Qu’en est-il des résultats de l’enquête et quelles conclusions en tirez-vous ?
Pour les conclusions, c’est un peu tôt d’en faire car la recherche va se poursuivre jusqu’en 2011. Mais les premiers résultats contrairement aux catégorisations et autres stigmatisations habituellement présentées lorsqu’il est question d’évoquer les femmes dans les flux migratoires, nous signalent que les migrations des femmes sénégalaises en Espagne sont très complexes avec des profils d’actrices aussi divers les uns des autres. Nous avions rencontré des femmes avec des capitaux scolaires et professionnels riches mais qui évoluent dans les secteurs tels que l’agriculture, la restauration, l’hôtellerie, la garde de personnes âgées, etc. cohabitant avec des femmes dépourvues de toute formation scolaire et professionnelle. Autre élément remarqué, il y a une précocité de la migration féminine mais aussi un vieillissement très manifeste de femmes migrantes.
Il a été surtout question de la protection  sociale des femmes émigrées en Espagne. Que préconisez-vous pour remédier à «l’exploitation laborale» dont certaines femmes émigrées disent être victimes ?
Cette recherche souhaite produire des informations fiables, qualitatives et quantitatives en matière de protection sociale des Sénégalaises en Espagne. Elle cherche également à contribuer à la production de connaissances, base d’argumentaires pour les femmes et les organisations de défense des droits des femmes dans une perspective d’informer et d’influencer les processus politiques et les pratiques pour une meilleure considération pour les droits des femmes sénégalaises en Espagne. Comme il a été évoqué avant, cette recherche est appuyée par le Crdi et les résultats feront l’objet d’une large diffusion au plan local, national et international. Les pistes d’action proposées feront l’objet d’une reformulation dans le cadre d’un plan d’action stratégique visant à faciliter l’accès des femmes aux systèmes de protection sociale.
En matière de développement humain, les résultats de la recherche peuvent couvrir plusieurs catégories de projets comme l’amélioration des conditions de vie des sénégalaises en Espagne ; l’amélioration de la sécurité humaine et de la protection sociale de celles-ci ; la communication/information pour les potentielles migrantes, le dialogue et recherche de solutions en matière migratoire entre le Sénégal et l’Espagne, le soutien des migrantes sénégalaises victimes d’exploitation, la défense des intérêts des migrantes sénégalaises, etc. de façon générale.

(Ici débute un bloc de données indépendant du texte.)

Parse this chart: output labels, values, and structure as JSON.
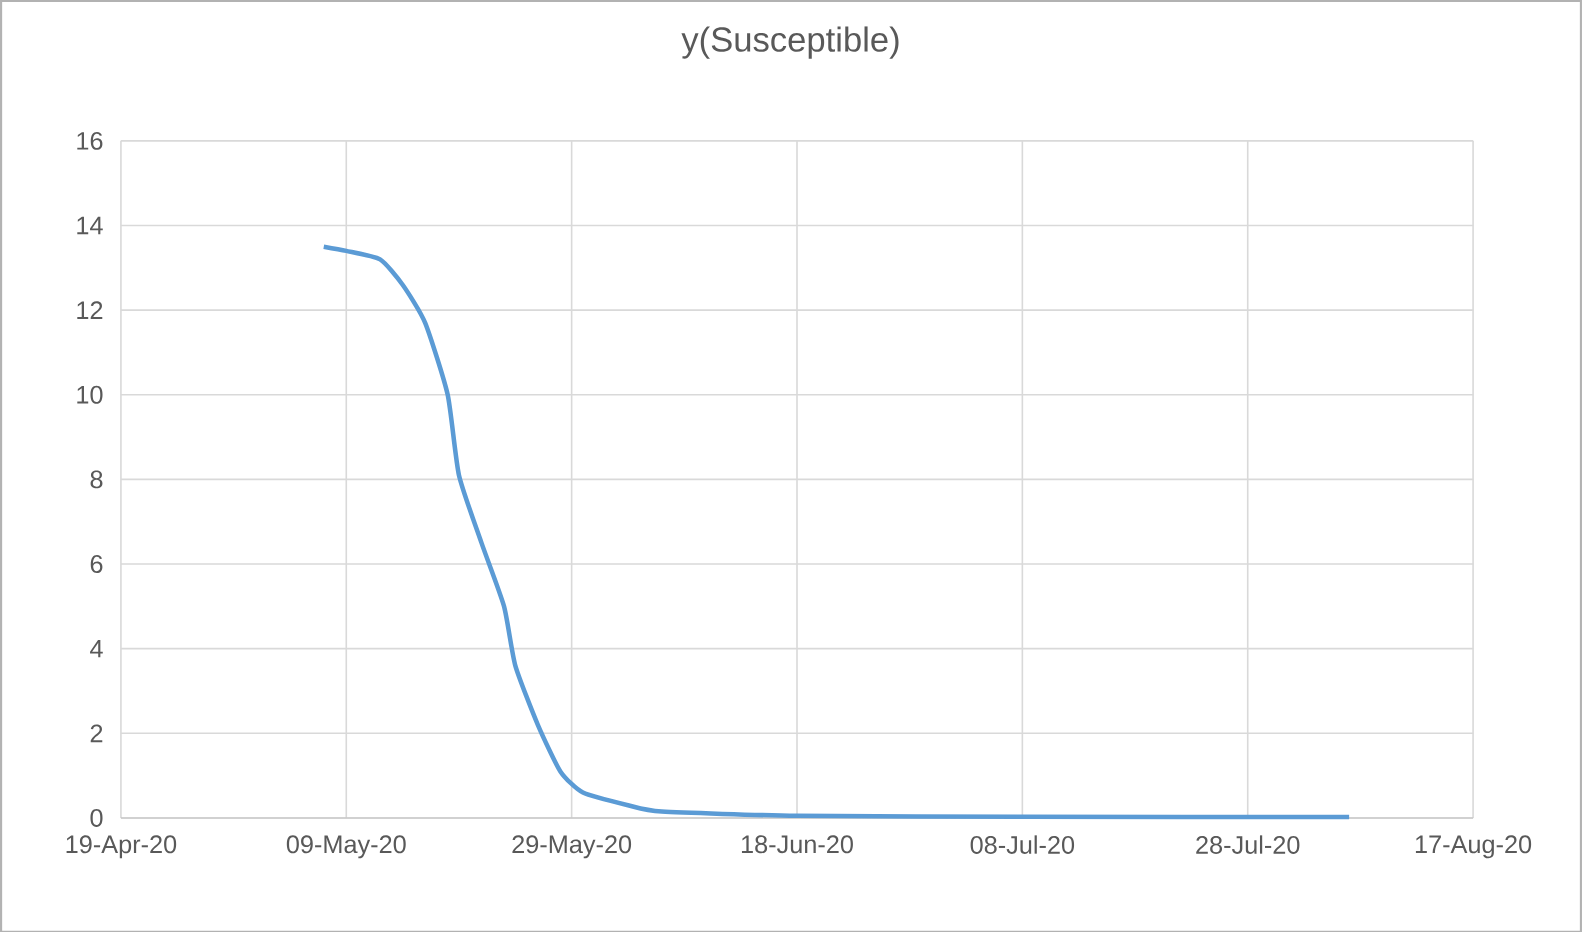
{
  "chart_data": {
    "type": "line",
    "title": "y(Susceptible)",
    "x": [
      "2020-05-07",
      "2020-05-09",
      "2020-05-12",
      "2020-05-14",
      "2020-05-16",
      "2020-05-18",
      "2020-05-19",
      "2020-05-21",
      "2020-05-23",
      "2020-05-24",
      "2020-05-26",
      "2020-05-28",
      "2020-05-30",
      "2020-06-03",
      "2020-06-06",
      "2020-06-18",
      "2020-07-08",
      "2020-08-06"
    ],
    "series": [
      {
        "color": "#5b9bd5",
        "values": [
          13.5,
          13.4,
          13.2,
          12.6,
          11.7,
          10.0,
          8.1,
          6.5,
          5.0,
          3.6,
          2.2,
          1.1,
          0.6,
          0.3,
          0.15,
          0.05,
          0.03,
          0.02
        ]
      }
    ],
    "xlim": [
      "2020-04-19",
      "2020-08-17"
    ],
    "xticks": [
      {
        "value": "2020-04-19",
        "label": "19-Apr-20"
      },
      {
        "value": "2020-05-09",
        "label": "09-May-20"
      },
      {
        "value": "2020-05-29",
        "label": "29-May-20"
      },
      {
        "value": "2020-06-18",
        "label": "18-Jun-20"
      },
      {
        "value": "2020-07-08",
        "label": "08-Jul-20"
      },
      {
        "value": "2020-07-28",
        "label": "28-Jul-20"
      },
      {
        "value": "2020-08-17",
        "label": "17-Aug-20"
      }
    ],
    "ylim": [
      0,
      16
    ],
    "yticks": [
      0,
      2,
      4,
      6,
      8,
      10,
      12,
      14,
      16
    ],
    "grid": true,
    "marker": "none",
    "line_style": "solid"
  }
}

Les résultats de la recherche peuvent aussi être utilisés pour contribuer à court terme, au niveau opérationnel, à combattre les formes d’exploitation sociales auxquelles les femmes migrantes qui évoluent dans les activités agricoles et les services particuliers sont victimes. Je pense que l’appui du Crdi est capital. Il reste aux structures étatiques ou de la Société civile de réaliser des campagnes d’information et de sensibilisation destinées aux femmes migrantes et les potentielles migrantes, d’apporter un soutien aux migrantes victimes d’exploitation, de contribuer au renforcement de la lutte contre la traite des êtres humains et l’exploitation économique des femmes migrantes.
Pensez-vous que sur ce chapitre, le gouvernement sénégalais est en train de jouer sa partition ?

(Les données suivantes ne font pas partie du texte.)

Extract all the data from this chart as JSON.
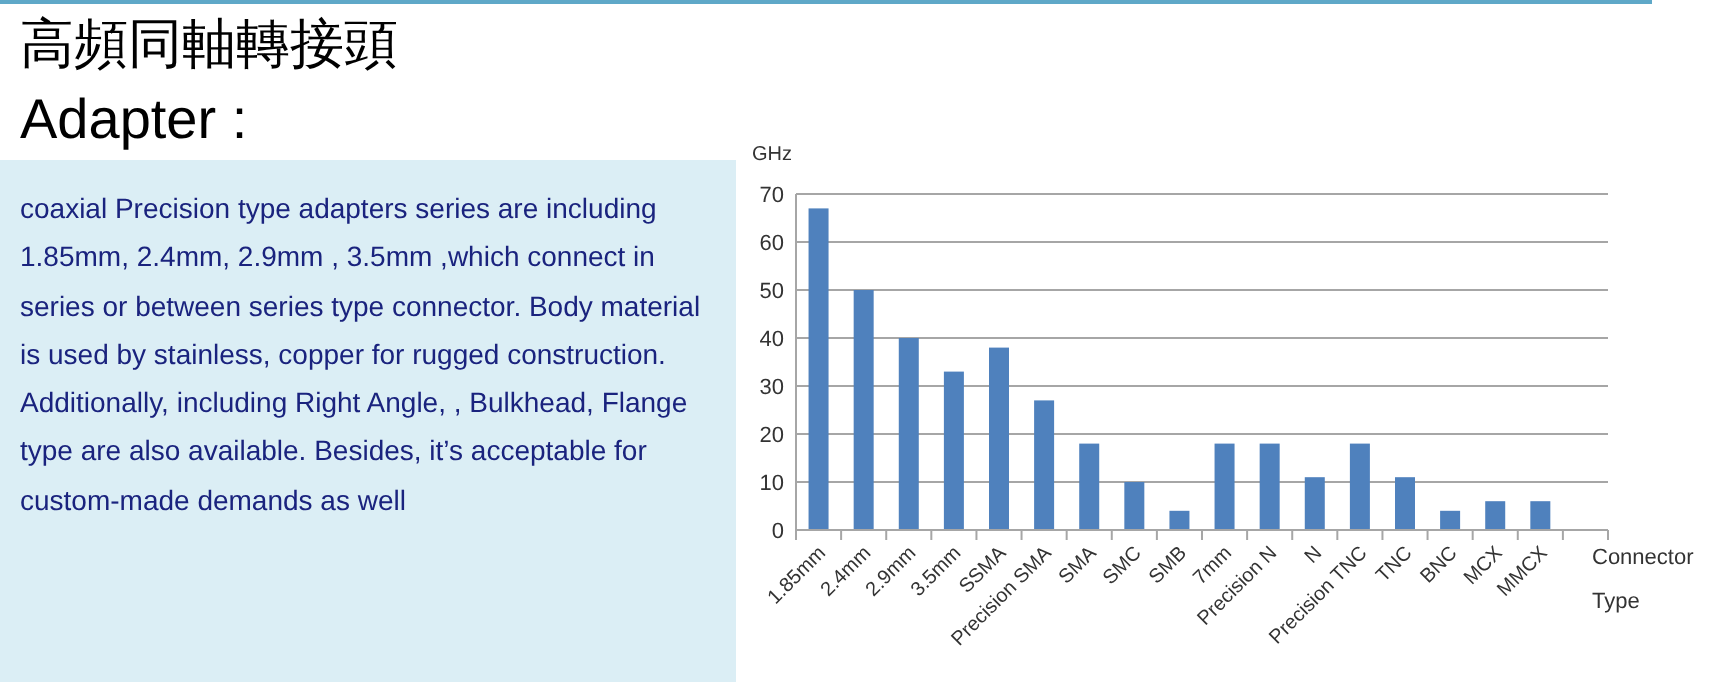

Nos recherches, à ce jour, nous signalent qu’entre le Sénégal et l’Espagne, il n’existe pas de convention en matière de protection sociale et pourtant depuis plusieurs années, il y a des Sénégalais qui travaillent en Espagne et qui cotisent aux charges sociales. Cela peut sembler inquiétant pour de nombreuses personnes rencontrées. Une commission mixte entre le Sénégal et l’Espagne a été mise sur pied depuis mars 2009 mais en termes de protection sociale il n’y a pas encore de signatures de protocoles. Récemment, ces deux pays ont signé un texte pour supprimer la demande de visa pour les détenteurs de passeport diplomatique des données obtenues au cours de nos enquêtes nous informent que cela était un des points tout comme l’homologation des permis de conduire et des diplômes, la question de la protection sociale, etc.
Jusqu’à présent il n’y a aucun accord entre le Sénégal et l’Espagne en  matière de sécurité sociale, même si les Sénégalais vivant et travaillant en Espagne sont estimés à plus de 80 000. Trouvez-vous cette situation normale ?

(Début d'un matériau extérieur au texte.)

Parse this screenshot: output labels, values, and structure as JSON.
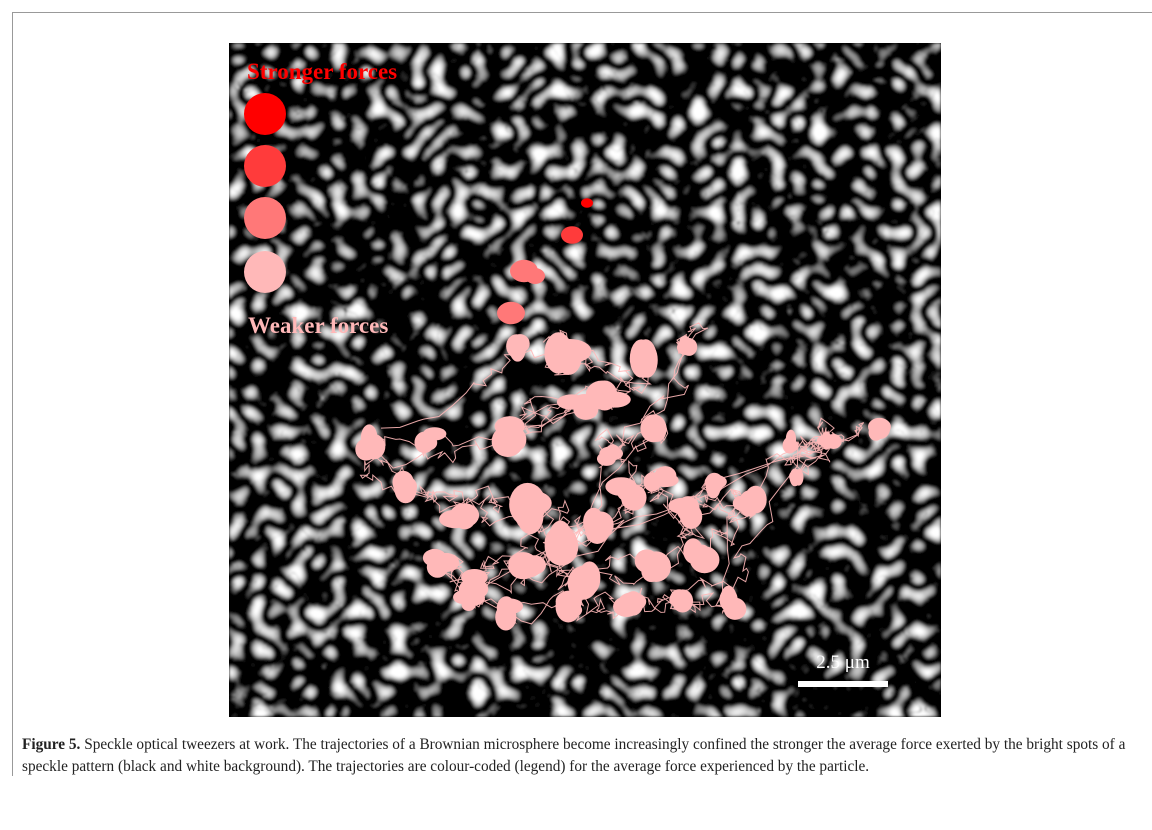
{
  "figure": {
    "legend": {
      "top": "Stronger forces",
      "bottom": "Weaker forces"
    },
    "scale_bar": "2.5 μm"
  },
  "caption": {
    "label": "Figure 5.",
    "text": "Speckle optical tweezers at work. The trajectories of a Brownian microsphere become increasingly confined the stronger the average force exerted by the bright spots of a speckle pattern (black and white background). The trajectories are colour-coded (legend) for the average force experienced by the particle."
  }
}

Je me réserve de juger si c’est normal ou pas, mais toujours est-il que ce serait dommage pour de nombreux migrants sénégalais de rentrer un jour à leur pays d’origine, le Sénégal, sans profiter d’une pension de retraite. C’est aussi le cas pour d’autres qui, avec une carte de sécurité sociale n’ont pas accès aux structures sanitaires sénégalaises alors qu’ils cotisent chaque mois en Espagne. Entre l’Italie et la France, la question de la sécurité sociale ne se pose plus, alors pourquoi pas l’Espagne où la présence des migrants sénégalais dépassent plus de 80 000 unités statistiques.
Avec la crise économique qui frappe l’Espagne depuis 2 ans avec comme corollaire un taux de chômage  de 20%, comment voyez-vous l’avenir des émigrés sénégalais.
L’Espagne est un terreau sociologique pour mesurer les effets de la crise financière sur les quotidiennetés des migrants. On nous parle de 20% de migrants qui sont en chômage, je pense qu’il faut relativiser. Dans certaines villes, dans certains quartiers nos observations empiriques nous signalent que le taux de chômage dépasse plus de 30%. Autre chose, en Espagne, il y a de nombreux Sénégalais qui n’étaient pas actifs avant la crise. Que font-ils aujourd’hui si l’on sait que malgré les stratégies mobilisées, la vente ambulante ne nourrit plus son homme car à chaque bout de rue il y a la Police qui réprime cette pratique. On sait que les Sénégalais en majorité étaient dans ce secteur. Autre chose avec la crise, les constructions ont ralenti ou sont presque inexistantes dans certaines villes, l’hôtellerie est presque au point mort. Des secteurs où les Sénégalais étaient déjà en concurrence avec les populations venues d’Amérique latine. L’avenir des sénégalais est quasi sombre et le transfert d’argent vers le Sénégal est un indicateur pour édifier cela. Mais toujours est-il que certains Sénégalais arrivent à déployer des stratégies pour s’en sortir tandis que d’autres préfèrent se rendre ailleurs car la fin de la crise risque encore d’attendre. A présent, on nous parle de 2012 ou 2013 pour que les choses redeviennent normales. Il ne faut pas se faire d’illusions, la migration de la vente ambulante ne fait plus de recette car la concurrence est devenue rude avec les Asiatiques, les Latinos, etc. devenus présents et très bien organisés. Il suffit de se rendre aux stations de métro ou sur les Ramblas à Barcelone pour s’en rendre compte. Peut-être des stratégies vont être définies car pour certains il n’est pas question de retourner au Sénégal parce qu’ils ont mobilisé beaucoup d’argent pour venir en Espagne.